Jan. 23 (Bloomberg) -- South African sugar output in the 2013/14 season is set to return to levels last seen before a drought that curbed production in the biggest growing region as weather improves, the country’s cane-growing association said.
“The recent rains experienced in most regions will have a positive impact on the crop,” said Jayne Ferguson, a spokeswoman for the South African Cane Growers’ Association, said by e-mail today. “One can expect an improvement in the crop level year-on-year, with a return to a more normal crop between 2.2 million metric tons to 2.3 million tons in sugar production.”
South Africa is the continent’s biggest producer of the sweetener. Output of saleable sugar fell to the lowest in at least 13 years in 2012 after a two-year drought in the KwaZulu-Natal province cut yields.
Africa’s largest economy produced 1.82 million tons of sugar in the year through March 2012. The country’s output may climb 7.5 percent to 1.96 million tons in the 2013 season, the South African Sugar Association said in its December estimates, published on its website on Jan. 21. That’s 1.9 percent lower than the November prediction.
A nationwide strike by about 20,000 truck drivers, which started on Sept. 24 and lasted for three weeks, halted production at sugar mills.

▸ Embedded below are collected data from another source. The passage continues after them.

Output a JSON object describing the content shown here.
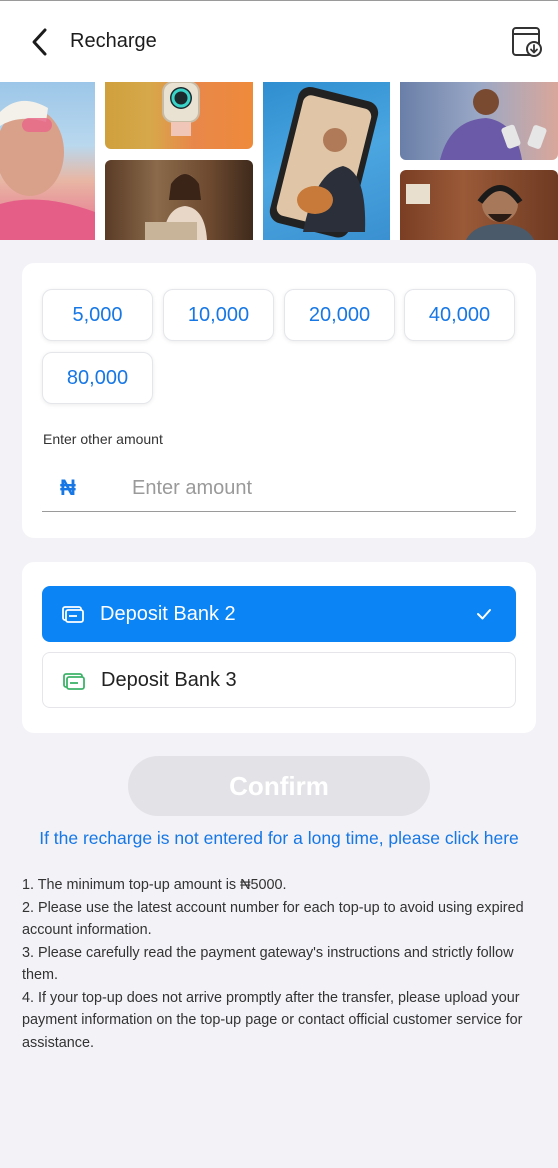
{
  "header": {
    "title": "Recharge",
    "back_icon": "chevron-left-icon",
    "record_icon": "download-record-icon"
  },
  "banner": {
    "photos": [
      "woman-sunglasses-photo",
      "smartwatch-photo",
      "woman-laptop-photo",
      "phone-guitar-photo",
      "people-phones-photo",
      "man-headphones-photo"
    ]
  },
  "amounts": {
    "options": [
      "5,000",
      "10,000",
      "20,000",
      "40,000",
      "80,000"
    ],
    "other_label": "Enter other amount",
    "currency_symbol": "₦",
    "input_placeholder": "Enter amount",
    "input_value": ""
  },
  "banks": {
    "items": [
      {
        "label": "Deposit Bank 2",
        "selected": true
      },
      {
        "label": "Deposit Bank 3",
        "selected": false
      }
    ]
  },
  "actions": {
    "confirm_label": "Confirm",
    "help_link": "If the recharge is not entered for a long time, please click here"
  },
  "notes": [
    "1. The minimum top-up amount is ₦5000.",
    "2. Please use the latest account number for each top-up to avoid using expired account information.",
    "3. Please carefully read the payment gateway's instructions and strictly follow them.",
    "4. If your top-up does not arrive promptly after the transfer, please upload your payment information on the top-up page or contact official customer service for assistance."
  ],
  "colors": {
    "accent": "#1677e5",
    "selected_bank_bg": "#0b84f5",
    "confirm_disabled_bg": "#e3e3e7",
    "page_bg": "#f2f2f7"
  }
}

“The transport strike prevented cane reaching the sugar mill for crushing, contributing to the recent estimate having being brought down,” Trix Trikam, the executive director of the sugar association, said in an e-mailed response to questions on Jan. 23.
Producers probably crushed 17.3 million tons of cane in the season through March compared with 16.8 million tons a year earlier, the association said in its December estimate.
Raw-sugar futures for March delivery rose 0.5 percent to 18.21 cents a pound after reaching 18.08 cents yesterday, the lowest for a most-active contract since August 2010.
Tongaat Hulett Ltd. is South Africa’s biggest producer by market value.